As for the tickets, Lord Bolt had arranged for a popular jeweler in Bond Street to sell them, which would make it more convenient for gentlemen to purchase. They were printed in elegant script on a palm-sized card: four shillings for a seat, or two shillings if one preferred to stand, or, in the case of the drunk man who liked to lean against the building near The Grand Palace on the Thames, lean. The name of the jeweler was to be printed on the handbill along with the address of The Grand Palace on the Thames, and the handbills would then be distributed about London and posted primarily in places where opera enthusiasts might be found, near Haymarket and Covent Garden and Piccadilly. This ought to make it easy for people with money and a love for opera to learn about it and buy tickets, if the scandal didn’t stop them.

Mariana’s name would be tall enough on the handbills to see from at least ten feet away, if one didn’t need spectacles. Or opera glasses.

She began to feel hopeful.
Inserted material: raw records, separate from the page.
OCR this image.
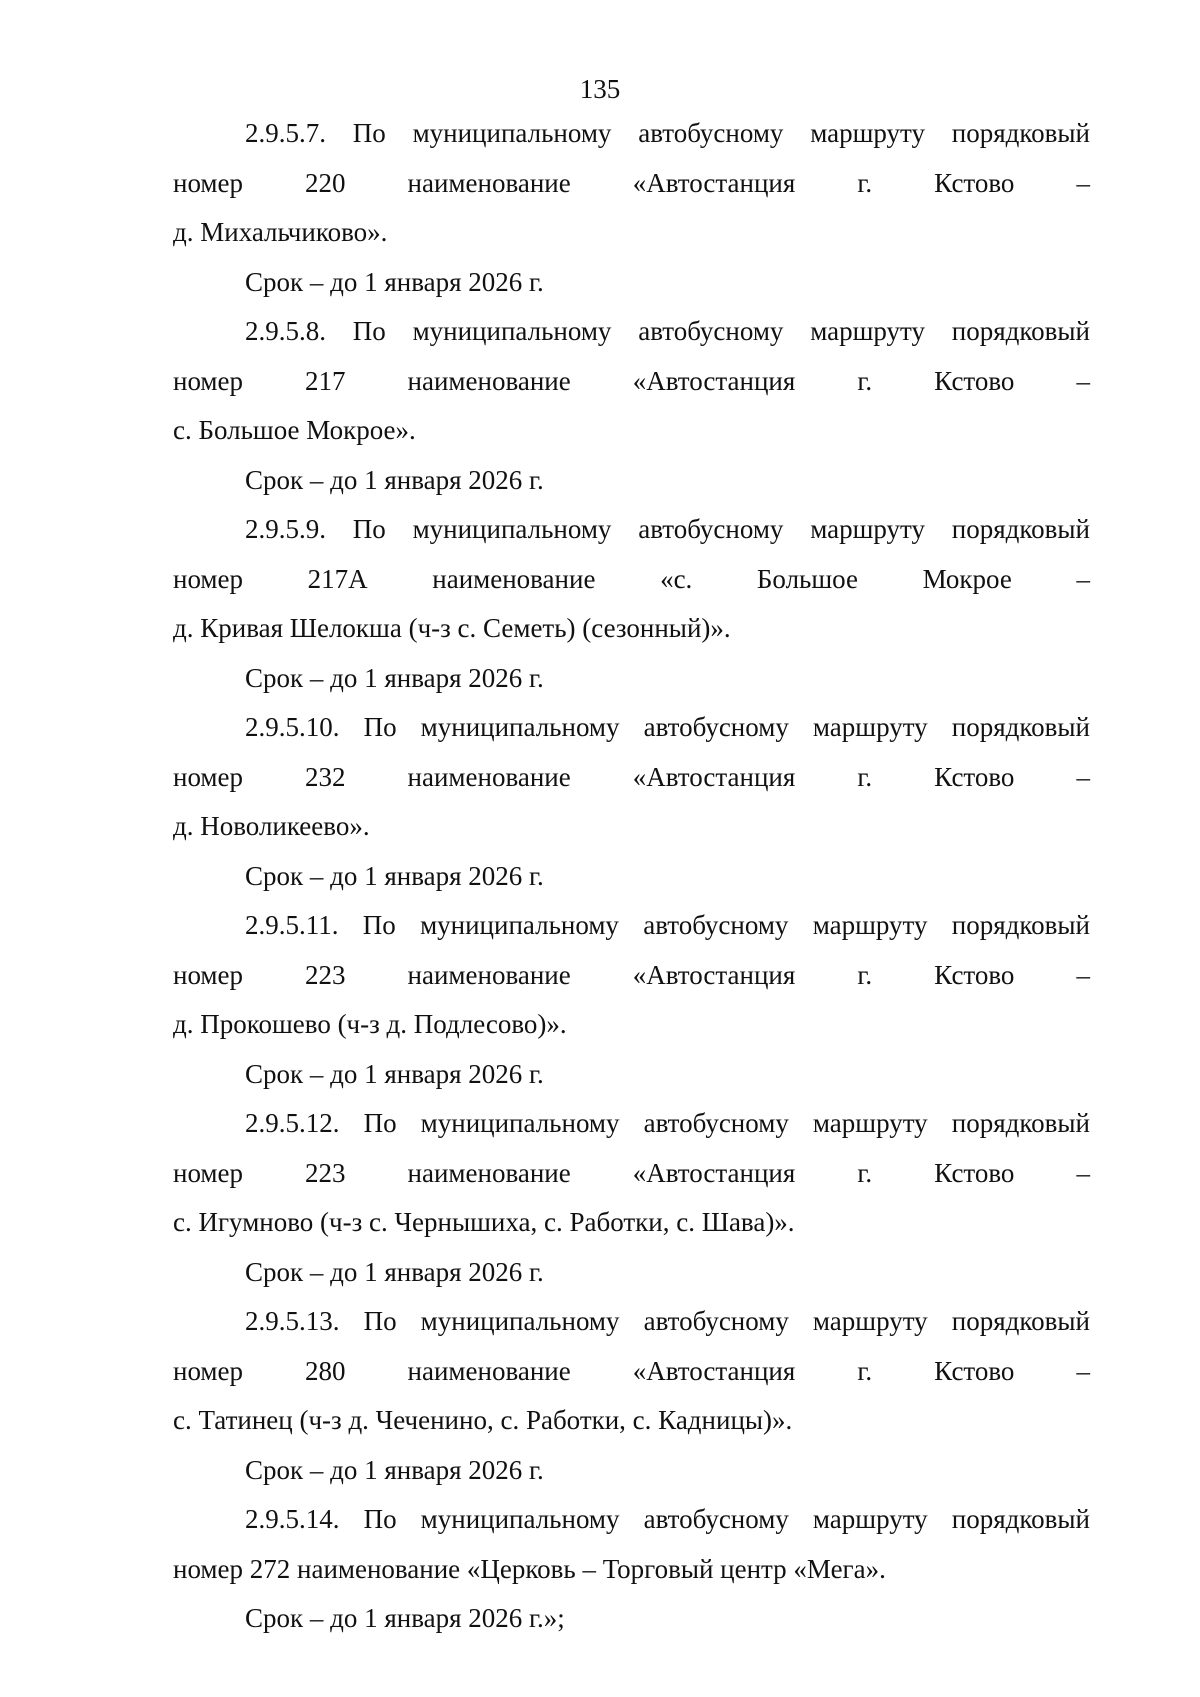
135
2.9.5.7. По муниципальному автобусному маршруту порядковый
номер 220 наименование «Автостанция г. Кстово –
д. Михальчиково».
Срок – до 1 января 2026 г.
2.9.5.8. По муниципальному автобусному маршруту порядковый
номер 217 наименование «Автостанция г. Кстово –
с. Большое Мокрое».
Срок – до 1 января 2026 г.
2.9.5.9. По муниципальному автобусному маршруту порядковый
номер 217А наименование «с. Большое Мокрое –
д. Кривая Шелокша (ч-з с. Семеть) (сезонный)».
Срок – до 1 января 2026 г.
2.9.5.10. По муниципальному автобусному маршруту порядковый
номер 232 наименование «Автостанция г. Кстово –
д. Новоликеево».
Срок – до 1 января 2026 г.
2.9.5.11. По муниципальному автобусному маршруту порядковый
номер 223 наименование «Автостанция г. Кстово –
д. Прокошево (ч-з д. Подлесово)».
Срок – до 1 января 2026 г.
2.9.5.12. По муниципальному автобусному маршруту порядковый
номер 223 наименование «Автостанция г. Кстово –
с. Игумново (ч-з с. Чернышиха, с. Работки, с. Шава)».
Срок – до 1 января 2026 г.
2.9.5.13. По муниципальному автобусному маршруту порядковый
номер 280 наименование «Автостанция г. Кстово –
с. Татинец (ч-з д. Чеченино, с. Работки, с. Кадницы)».
Срок – до 1 января 2026 г.
2.9.5.14. По муниципальному автобусному маршруту порядковый
номер 272 наименование «Церковь – Торговый центр «Мега».
Срок – до 1 января 2026 г.»;
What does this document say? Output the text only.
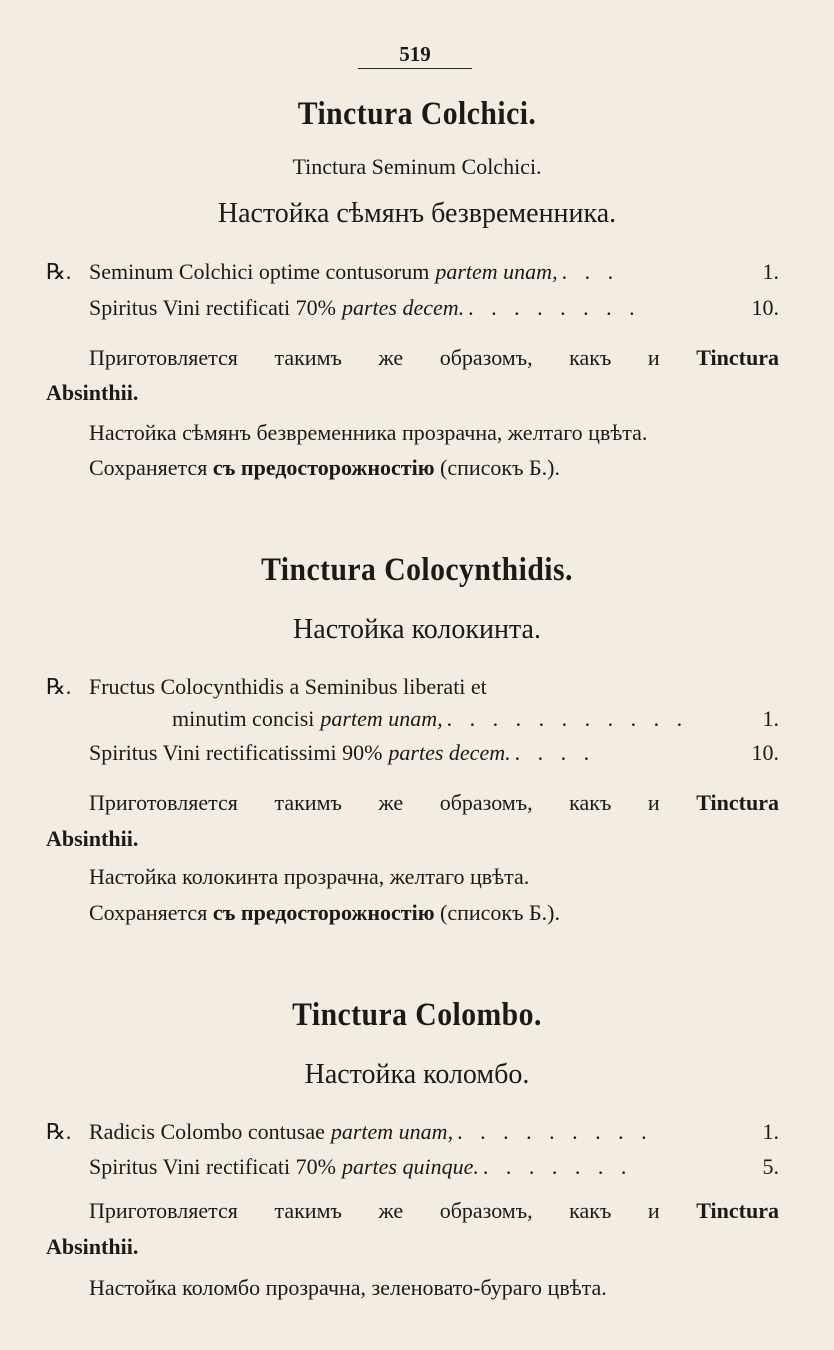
519
Tinctura Colchici.
Tinctura Seminum Colchici.
Настойка сѣмянъ безвременника.
℞. Seminum Colchici optime contusorum partem unam, . . .	1.
Spiritus Vini rectificati 70% partes decem. . . . . . . . .	10.
Приготовляется такимъ же образомъ, какъ и Tinctura
Absinthii.
Настойка сѣмянъ безвременника прозрачна, желтаго цвѣта.
Сохраняется съ предосторожностію (списокъ Б.).
Tinctura Colocynthidis.
Настойка колокинта.
℞. Fructus Colocynthidis a Seminibus liberati et
minutim concisi partem unam, . . . . . . . . . . .	1.
Spiritus Vini rectificatissimi 90% partes decem. . . . .	10.
Приготовляется такимъ же образомъ, какъ и Tinctura
Absinthii.
Настойка колокинта прозрачна, желтаго цвѣта.
Сохраняется съ предосторожностію (списокъ Б.).
Tinctura Colombo.
Настойка коломбо.
℞. Radicis Colombo contusae partem unam, . . . . . . . . .	1.
Spiritus Vini rectificati 70% partes quinque. . . . . . . .	5.
Приготовляется такимъ же образомъ, какъ и Tinctura
Absinthii.
Настойка коломбо прозрачна, зеленовато-бураго цвѣта.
At least things were progressing a little.

And she’d studied her Italian, of course, as though her life depended on it.

She might be a “spirited girl,” but damned if she would let the Duke of Valkirk think she was anything like a fool.

 

“Buonasera, Miss Wylde.”

“Buonasera, Your Grace.”

Next to his arm was what seemed to be the same stack of foolscap—his book—she’d seen yesterday. Alongside it was a veritable mound of what looked like correspondence, some opened, some still sealed with various wax blobs, and next to that pile was what looked like a miniature tower of crisp, snowy, engraved invitations and calling cards. She’d never received or sent either of those things.